Fluent in 1½ Languages

On Friday, I attended the premiere of a play written by John Quinn, whom I’ve known for several years.

In O Halflins an Hecklers an Weavers an Weemin, he tells the story of the jute industry in Dundee. The play was staged in the round within Verdant Works, which used to be a functioning jute mill and is now a museum dedicated to the manufacture of the material. I thoroughly enjoyed the evening, particularly the satirical in-jokes that only locals understand.

A large portion of the dialogue is in local dialect; in fact, even the title seems like gibberish to those who aren’t familiar with the vernacular. Helpfully, however, the programme contains a glossary of the terms used in the production. The title translates as ‘The Mother Tongue’:

Glossary from the play
Glossary from the play

In everyday life, I speak and understand standard English. I also understood almost every word of the play without looking at the definitions, and I’d be able to decipher the dialect’s parent language: Scots. But to say anything in dialect or Scots, I would have to make a conscious effort to work out my sentences.

That’s why I say I’m fluent in 1½ languages.

There’s a long tradition of English as a written language, with dictionaries and grammar guides going back centuries. Scots, on the other hand, is more of an oral language and there’s no commonly-accepted way to render it on paper. As such, I find it easier to catch what’s being said than if it’s written down.

The problem is most apparent with the sound at the end of the word ‘loch’, which is pronounced like ‘huh’, but said from the back of the throat; a similar sound appears in German. This guttural noise is usually written as ‘ch’, but in English, those letters are pronounced as in the word ‘church’. There are also less obvious issues. The word ‘yes’ can be translated as ‘aye’ or ‘ay’, but depending on the context, the word ‘ae’ might mean ‘always’.

In modern times, there’s been a revival of the Scots language. Perhaps it’s down to the formation of the current Scottish Parliament in 1999; perhaps it’s because Scots speakers can now easily find one another online.

In my experience, there’s a minority of people who use the language merely to show off or to exclude non-speakers. But spoken for the right reasons, it’s full of rich expressions that often have no direct translation.

‘Tartle’ is the act of hesitating while introducing someone because you’ve forgotten their name, and is under consideration by the Collins dictionary. ‘Driech’ can be used to describe any weather except warm and sunny, and can only be used in relation to weather. There are even informal neologisms such as the word Facebook being split into its component words and translated to ‘Pusjotter’; there’s no one definitive reference for this, so here are my search results.
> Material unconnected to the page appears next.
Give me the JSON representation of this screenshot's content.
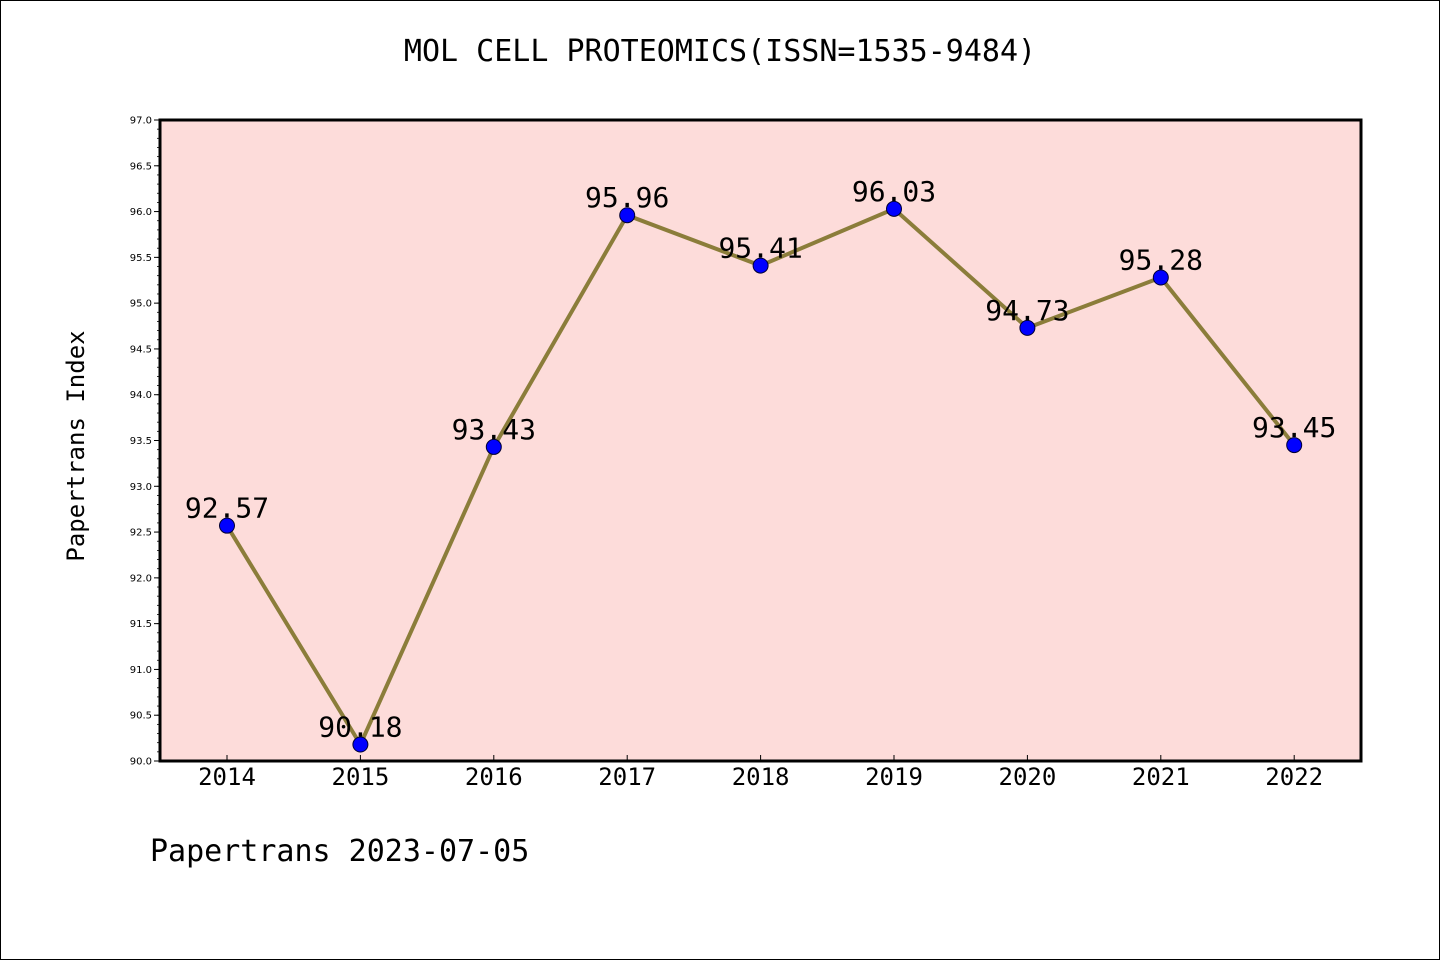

I’ve no plans to start writing in Scots myself. But I am pleased to be fluent in half a language and I appreciate the insight it gives me.

Irregular behaviour.

Anyone who’s attempted to learn English as a foreign tongue can tell you how weirdly different it is from other languages. I’d like to focus on just a few of these absurdities, prompted by the recent decision of the American Dialect Society to award their Word of the Year to the singular they.

To refer to yourself, you use I; to refer to a group you’re part of, it’s we. The English language has this sorted. However, a third party group is given the pronoun they, while a third party that’s not part of a group is given he, she or it. These latter three pronouns are often fine to use, but there can be problems.

English: Grammatical Person / Pronouns - third...
English: Grammatical Person / Pronouns – third person singular (Photo credit: Wikipedia)

Supposing you’ve received an anonymous letter. How would you refer to the author? It would be inappropriate to say it because it wasn’t written by an animal nor an inanimate object. Similarly, it’s unwieldy to keep saying he or she. So like a trooper, they steps up to the challenge.

To compound matters, there are people who are not necessarily transgender but who identify as a mixture of both genders or as neither, and therefore it would be incorrect to write he, she or it. Again, they volunteers for duty.

So on the whole, they fills the gender-neutral gap in our language, and it has done for hundreds of years. Yet it falls foul of another uniquely English grammar quirk.

Let’s use the verb to run. Substituting the to for a pronoun gives us: I run, you run, we run, but he, she or it runs. So when we use they as a singular, it ought to be correct to say they runs, but it sounds wrong.

Why, then, hasn’t anyone come up with with a suitable substitute? Folk have tried, but none have caught on. The Guardian gives a detailed account of the search for the magic word while the University of Wisconsin-Milwaukee provides a guide about using personal pronouns.

If you’re unsure about word usage, you could do worse than follow Hannah McCall. She’s a qualified proofreader who writes about the trickier points of English in her blog, yet in an accessible manner. I’m also aware she can probably find a dozen holes in this entry alone.

But I don’t want you to go away feeling that English is the worst language in the world. After all, we have some words that no other language has.

One of these is serendipity, when you make a beneficial or pleasing find by chance. Another biggie is trade-off, which won an award a few years ago as it’s so difficult to translate. It’s not a mere compromise, but where you exchange one quality for another, while understanding the advantages and disadvantages of each.